For the sake of clarity let’s go with the first interpretation. Now let’s say you insert two lines to make ADEBC. There are two possible interpretations of this:

• File beginning

  • → A

    • ← D

      • → E

    • → B

      • → C

or

• File beginning

  • → A

    • ← E

      • ← D

    • → B

      • → C

Again there’s no compelling reason to prefer one over the other. Let’s go with the first one because it seems less weird. The three ways of inserting a line F around DE now result in:

• File beginning

  • → A

    • ← D

      • ← F

      • → E

    • → B

      • → C

• File beginning

  • → A

    • ← D

      • → E

        • ← F

    • → B

      • → C

• File beginning

  • → A

    • ← D

      • → E

        • → F

    • → B

      • → C

To do merges with this approach all the usual weave stuff applies: Every line which has ever been included in the file is remembered with a generation count where even numbers mean deleted (or in the case of 0 not born yet) and odd numbers mean present. When two versions of the same line are merged together the larger generation count wins. For two lines to be ‘the same’ they need not just their contents but their entire path to the root to be identical.

To do cherry picks with this structure the modified lines are presented with their updated generation counts. Note that sometimes these lines are dependent on other lines which aren’t updated. Those should be presented with generation count zero, so they’re enforcing position but their state is always deferred to the other side of a merge. Note that although cherry picks are explicit and can handle just about any historical ordering they don’t reference the history themselves.

There’s an interesting question of what order new lines should go in relative to lines which were previously deleted in the same location. The simple heuristic ‘new lines always go first’ may work fine but I haven’t thought through what edge cases there might be.

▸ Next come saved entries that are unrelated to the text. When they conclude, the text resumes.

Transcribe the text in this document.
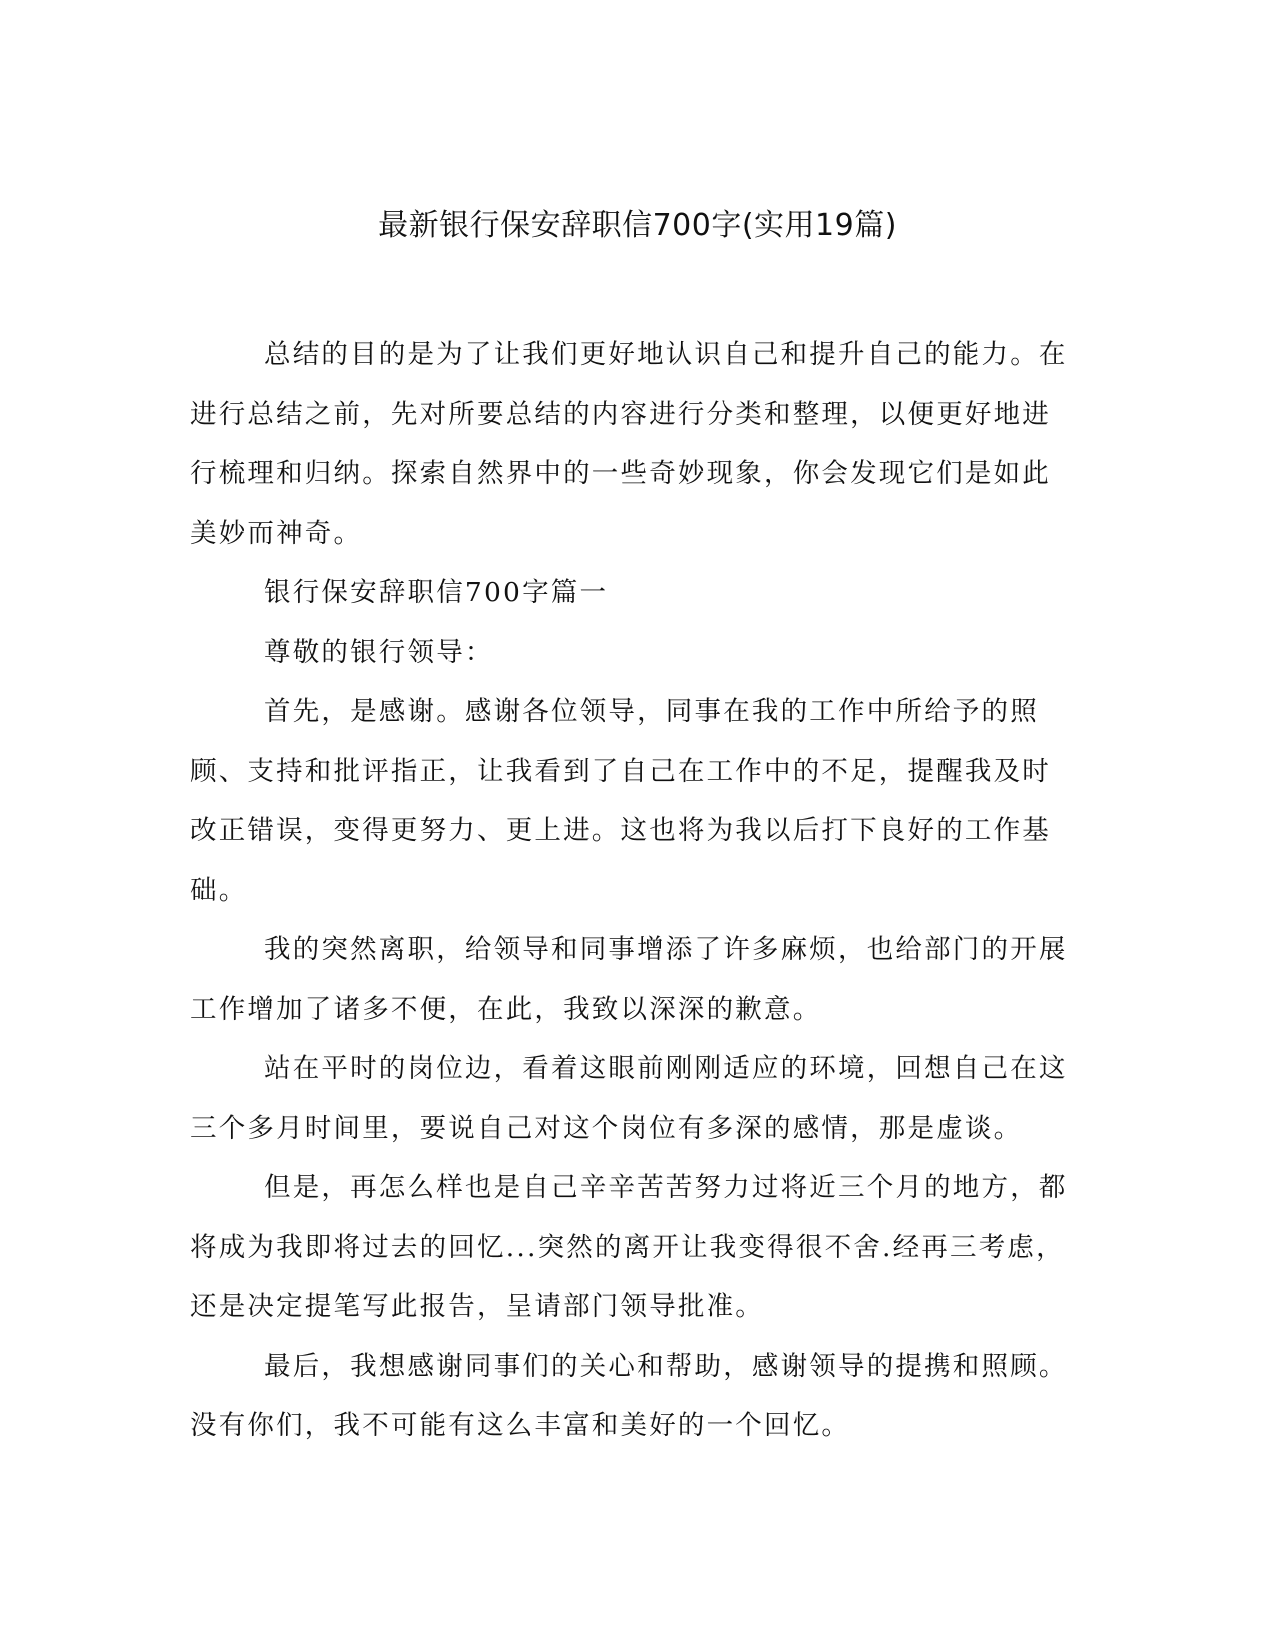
最新银行保安辞职信700字(实用19篇)

总结的目的是为了让我们更好地认识自己和提升自己的能力。在进行总结之前，先对所要总结的内容进行分类和整理，以便更好地进行梳理和归纳。探索自然界中的一些奇妙现象，你会发现它们是如此美妙而神奇。

银行保安辞职信700字篇一

尊敬的银行领导：

首先，是感谢。感谢各位领导，同事在我的工作中所给予的照顾、支持和批评指正，让我看到了自己在工作中的不足，提醒我及时改正错误，变得更努力、更上进。这也将为我以后打下良好的工作基础。

我的突然离职，给领导和同事增添了许多麻烦，也给部门的开展工作增加了诸多不便，在此，我致以深深的歉意。

站在平时的岗位边，看着这眼前刚刚适应的环境，回想自己在这三个多月时间里，要说自己对这个岗位有多深的感情，那是虚谈。

但是，再怎么样也是自己辛辛苦苦努力过将近三个月的地方，都将成为我即将过去的回忆...突然的离开让我变得很不舍.经再三考虑，还是决定提笔写此报告，呈请部门领导批准。

最后，我想感谢同事们的关心和帮助，感谢领导的提携和照顾。没有你们，我不可能有这么丰富和美好的一个回忆。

What form of lexical order should be used for tiebreaks probably doesn’t matter much but there may be some reason why it’s a good idea for empty lines to specifically go first or last.

If you’re presenting a conflict and have, for example, lines which are in the order 1234 and one side contains 13 and the other 24 rather than blow up the order by presenting that conflict as a simple two way one it’s probably better to present it as a conflict between 1 and 2 followed by a conflict between 3 and 4. If there’s a conflict between 13 and 2 that can be presented as a conflict between 1 and 2 followed by a conflict between 3 and nothing.

Although this supports cherry picking very well it requires explicit specification of what the cherry picks are to work properly. You can and should make it so that if the exact same patches are made in the exact same order then they’ll clean merge but if any sort of squashing is done differently on one side all bets are off. It appears that implicit cherry-picking is a fundamentally busted concept, similar to how implicit undo is a fundamentally busted concept. That said, we now have explicit local undo which works very well! To use it, make a local undo, then a create a redo which increments the generation counts to undo the undo, and apply that redo to the main branch. This is remarkably straightforward given the amount of flailing which has gone into figuring out methods of supporting it.

Another thing this doesn’t support is moves within files. It may be that implicit moves within files is a fundamentally busted concept because cleanly applying a change to a similar looking but actually different function is much more of a disaster than having an unnecessary conflict. Maybe there’s a way of supporting explicit moves within files, but that would be a big extension to the underlying data structure and a lot of complicated UX for very limited functionality gained.